Mas o Caminho do Chá vai muito além da bebida. Como uma religião-da-arte-da-vida que se opõe à falsidade, à avareza e ao egoísmo, entranhados na cerimônia do chá japonesa estão valores filosóficos práticos. A começar pela pureza que se manifesta através da imposição da higiene — existe uma arte no varrer, limpar, lavar, e esse é um dos primeiros requisitos de um teishu, o mestre do chá (você não vai encontrar um grão de pó nem no canto mais escuro por mais que a sala pareça um pouco envelhecida) — e do ichigo ichie, uma máxima conceitual composta por quatro ideogramas, que significa “apreciar a natureza irrepetível de cada momento” (uma das particularidades da língua japonesa: como escrever tanto com tão poucas letras?).

Ou seja, valorizar a unicidade e a efemeridade de cada encontro, porque ele sempre pode ser o último — o que me faz lembrar ainda da máxima de Heráclito, filósofo grego do século 5 a.C.: “nunca se pisa duas vezes no mesmo rio”, uma vez que as águas já terão corrido e você tampouco será o mesmo…

Outro valor fundamental do chaísmo vem do conceito zen de enxergar grandeza nos menores acontecimentos da vida — “aqueles incapazes de sentir em si mesmos a pequenez das coisas grandiosas tendem a ignorar nos outros a grandiosidade das pequenas coisas” —, de encontrar conforto nas coisas simples, efêmeras e verdadeiras, longe-bem-longe da vulgaridade do complexo, do grandioso e do supérfluo.

Esse espírito equitativo e amplificador fez com que o ritual do chá extrapolasse os castelos e passasse a fazer parte também da vida dos camponeses, que aprenderam a apreciar o preparo e o serviço do chá como anfitriões, a compor arranjos florais, a saudar as pedras e as águas, transformando, de uma forma bastante democrática, todos os adeptos do chadoo em aristocratas do bom gosto, como li em algum lugar e achei lindo.

Na parte estética, a compreensão da vida e a apreciação da natureza ainda formam as bases para a veneração do imperfeito, do assimétrico, do humilde — sem as idealizações que nos impedem de conquistar o que é possível e alcançável —, que se expressam não só através do desenho único de objetos como os chawan e da arrumação dos ambientes e da arquitetura, como também na percepção de si mesmo, do outro e do mundo… E como é desafiador apreciar a imperfeição, nossa e dos outros, além das “assimetrias” da vida.

A sensibilidade moral e estética — assim como o Bem e o Belo de Platão — é o caminho proposto pelo chadoo para que nos aproximemos daquilo que é verdadeiro e autêntico na existência.

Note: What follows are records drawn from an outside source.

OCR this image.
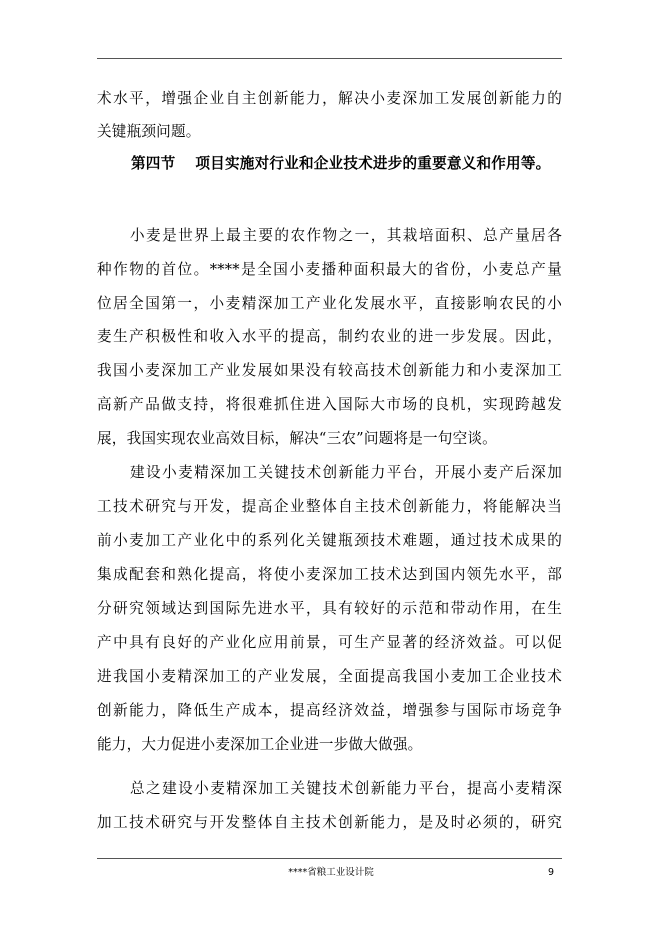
术水平，增强企业自主创新能力，解决小麦深加工发展创新能力的
关键瓶颈问题。
第四节 项目实施对行业和企业技术进步的重要意义和作用等。
小麦是世界上最主要的农作物之一，其栽培面积、总产量居各
种作物的首位。****是全国小麦播种面积最大的省份，小麦总产量
位居全国第一，小麦精深加工产业化发展水平，直接影响农民的小
麦生产积极性和收入水平的提高，制约农业的进一步发展。因此，
我国小麦深加工产业发展如果没有较高技术创新能力和小麦深加工
高新产品做支持，将很难抓住进入国际大市场的良机，实现跨越发
展，我国实现农业高效目标，解决“三农”问题将是一句空谈。
建设小麦精深加工关键技术创新能力平台，开展小麦产后深加
工技术研究与开发，提高企业整体自主技术创新能力，将能解决当
前小麦加工产业化中的系列化关键瓶颈技术难题，通过技术成果的
集成配套和熟化提高，将使小麦深加工技术达到国内领先水平，部
分研究领域达到国际先进水平，具有较好的示范和带动作用，在生
产中具有良好的产业化应用前景，可生产显著的经济效益。可以促
进我国小麦精深加工的产业发展，全面提高我国小麦加工企业技术
创新能力，降低生产成本，提高经济效益，增强参与国际市场竞争
能力，大力促进小麦深加工企业进一步做大做强。
总之建设小麦精深加工关键技术创新能力平台，提高小麦精深
加工技术研究与开发整体自主技术创新能力，是及时必须的，研究
****省粮工业设计院	9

Por quê? Pois “apenas aquele que viveu com o belo é capaz de morrer belamente”.

Continua em breve…

as folhas de chá têm quase o dobro de cafeína dos grãos de café, mas como usamos muito mais grãos de café que folhas de chá para preparar as bebidas — e a água para o café precisa ser mais quente, o que aumenta a extração da cafeína —, o café na xícara acaba tendo ou a mesma quantidade de cafeína que os chás pretos ou muito mais cafeína que os chás verde e branco. 

São Paulo, agosto de 2020.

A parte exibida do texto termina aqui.